Mr. Edmond Yau, Founder and CEO of Koln 3D, said, "HKUST's AI technology solves our biggest challenge: time. Previously, designing a single implant took days of CT scans and manual modeling, not to mention the wait time for CT scan services at public hospitals. Now, we can generate 3D bone models using just two X-ray inputs in less than 30 seconds. This is transformative for patients needing urgent interventions. This collaboration enables us to deliver personalized solutions at scale, cutting costs by 50%–70% while improving outcomes."

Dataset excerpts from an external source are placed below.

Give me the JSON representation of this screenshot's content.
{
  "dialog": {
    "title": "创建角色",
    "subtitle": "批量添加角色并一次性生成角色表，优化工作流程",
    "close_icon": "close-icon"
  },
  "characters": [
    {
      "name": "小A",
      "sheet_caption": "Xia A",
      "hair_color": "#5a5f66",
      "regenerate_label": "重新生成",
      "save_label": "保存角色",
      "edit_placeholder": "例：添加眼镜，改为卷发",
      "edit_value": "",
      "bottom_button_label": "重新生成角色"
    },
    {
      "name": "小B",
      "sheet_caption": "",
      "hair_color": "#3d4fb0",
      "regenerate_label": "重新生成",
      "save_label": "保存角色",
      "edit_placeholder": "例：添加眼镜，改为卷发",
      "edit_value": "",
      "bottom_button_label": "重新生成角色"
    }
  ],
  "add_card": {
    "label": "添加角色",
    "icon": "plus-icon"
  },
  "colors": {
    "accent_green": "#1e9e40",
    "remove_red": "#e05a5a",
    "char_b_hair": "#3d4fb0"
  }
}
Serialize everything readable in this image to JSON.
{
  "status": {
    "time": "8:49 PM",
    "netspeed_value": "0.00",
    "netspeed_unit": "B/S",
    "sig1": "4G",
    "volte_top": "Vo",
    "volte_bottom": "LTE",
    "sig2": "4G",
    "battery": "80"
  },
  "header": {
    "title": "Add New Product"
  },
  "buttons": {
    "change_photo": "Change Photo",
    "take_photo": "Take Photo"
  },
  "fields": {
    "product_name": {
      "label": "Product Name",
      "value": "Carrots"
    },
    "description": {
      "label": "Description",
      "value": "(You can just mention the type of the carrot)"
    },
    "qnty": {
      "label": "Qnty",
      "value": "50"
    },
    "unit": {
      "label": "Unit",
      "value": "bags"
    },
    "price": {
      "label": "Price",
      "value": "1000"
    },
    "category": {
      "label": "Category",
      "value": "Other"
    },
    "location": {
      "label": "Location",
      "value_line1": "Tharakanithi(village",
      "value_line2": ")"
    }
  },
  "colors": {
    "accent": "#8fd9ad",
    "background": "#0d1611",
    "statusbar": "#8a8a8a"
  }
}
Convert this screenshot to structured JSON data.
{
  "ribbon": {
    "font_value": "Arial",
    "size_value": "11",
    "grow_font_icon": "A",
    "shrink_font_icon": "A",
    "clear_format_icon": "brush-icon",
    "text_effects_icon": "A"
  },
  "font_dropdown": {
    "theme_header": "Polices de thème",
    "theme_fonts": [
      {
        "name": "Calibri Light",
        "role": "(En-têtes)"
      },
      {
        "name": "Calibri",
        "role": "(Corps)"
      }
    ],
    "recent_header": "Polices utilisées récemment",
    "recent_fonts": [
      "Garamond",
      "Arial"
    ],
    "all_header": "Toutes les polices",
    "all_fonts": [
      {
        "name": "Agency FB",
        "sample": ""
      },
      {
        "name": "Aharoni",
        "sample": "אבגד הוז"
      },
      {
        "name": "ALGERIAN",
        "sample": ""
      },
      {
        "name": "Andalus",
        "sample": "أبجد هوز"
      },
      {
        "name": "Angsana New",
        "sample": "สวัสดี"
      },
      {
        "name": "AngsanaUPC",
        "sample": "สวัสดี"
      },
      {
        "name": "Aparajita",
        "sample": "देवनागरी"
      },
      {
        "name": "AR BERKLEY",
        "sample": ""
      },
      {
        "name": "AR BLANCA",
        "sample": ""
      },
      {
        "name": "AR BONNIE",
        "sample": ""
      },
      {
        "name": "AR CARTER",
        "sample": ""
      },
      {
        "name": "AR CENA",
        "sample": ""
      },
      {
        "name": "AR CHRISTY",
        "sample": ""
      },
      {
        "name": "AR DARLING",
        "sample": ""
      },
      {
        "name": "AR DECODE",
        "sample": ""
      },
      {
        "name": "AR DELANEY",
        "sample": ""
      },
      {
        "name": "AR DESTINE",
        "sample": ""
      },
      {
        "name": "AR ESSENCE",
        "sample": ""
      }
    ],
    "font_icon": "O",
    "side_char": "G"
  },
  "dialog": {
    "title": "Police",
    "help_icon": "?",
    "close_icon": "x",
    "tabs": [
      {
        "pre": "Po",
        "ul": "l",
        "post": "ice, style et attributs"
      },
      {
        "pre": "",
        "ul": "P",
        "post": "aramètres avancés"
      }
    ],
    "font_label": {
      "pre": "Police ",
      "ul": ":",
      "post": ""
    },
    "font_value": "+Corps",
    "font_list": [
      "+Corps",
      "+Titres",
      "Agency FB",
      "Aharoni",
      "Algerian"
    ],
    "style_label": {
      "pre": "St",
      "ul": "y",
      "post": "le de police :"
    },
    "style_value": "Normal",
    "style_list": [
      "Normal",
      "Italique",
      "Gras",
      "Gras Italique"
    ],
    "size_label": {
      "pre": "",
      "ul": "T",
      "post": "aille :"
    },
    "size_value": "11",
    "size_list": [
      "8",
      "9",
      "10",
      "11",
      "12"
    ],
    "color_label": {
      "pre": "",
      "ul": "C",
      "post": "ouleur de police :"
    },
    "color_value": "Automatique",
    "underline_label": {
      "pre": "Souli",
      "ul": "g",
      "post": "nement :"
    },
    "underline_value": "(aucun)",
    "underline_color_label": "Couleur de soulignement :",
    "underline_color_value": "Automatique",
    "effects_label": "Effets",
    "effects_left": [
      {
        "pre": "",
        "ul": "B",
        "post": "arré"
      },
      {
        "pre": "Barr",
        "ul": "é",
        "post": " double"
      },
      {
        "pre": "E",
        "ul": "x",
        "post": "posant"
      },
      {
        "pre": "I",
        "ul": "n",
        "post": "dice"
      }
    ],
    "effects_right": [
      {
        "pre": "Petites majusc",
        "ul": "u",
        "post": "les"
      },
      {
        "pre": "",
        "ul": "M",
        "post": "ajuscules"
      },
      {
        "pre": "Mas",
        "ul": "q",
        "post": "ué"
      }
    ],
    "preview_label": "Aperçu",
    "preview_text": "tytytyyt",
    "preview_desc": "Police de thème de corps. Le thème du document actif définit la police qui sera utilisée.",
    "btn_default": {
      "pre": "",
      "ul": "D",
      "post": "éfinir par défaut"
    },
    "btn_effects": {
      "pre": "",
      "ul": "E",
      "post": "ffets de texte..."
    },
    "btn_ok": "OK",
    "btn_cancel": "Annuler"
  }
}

Dr. TSE Lung Fung, Specialist in Orthopedics & Traumatology at a private hospital and Medical Consultant to Koln 3D, added, "In my 30 years of practice, I've witnessed patients endure repeated CT scans just to monitor healing. With this technology, we reduce radiation exposure by over 90% while delivering unprecedented accuracy. For children, pregnant women or elderly patients needing frequent checks, it is revolutionary. Now, we can design implants tailored to a patient's unique anatomy in minutes, ensuring a perfect fit and faster recovery."

A public hospital is set to validate the technology in the coming months. If proven effective, it may be adopted in the public medical system by next year at the earliest. The research team is also seeking collaborations with other hospitals to explore applications in cardiac and pulmonary imaging, aiming to redefine standards for safer, faster diagnostics as well as enhance the efficacy of surgical planning and intraoperative care.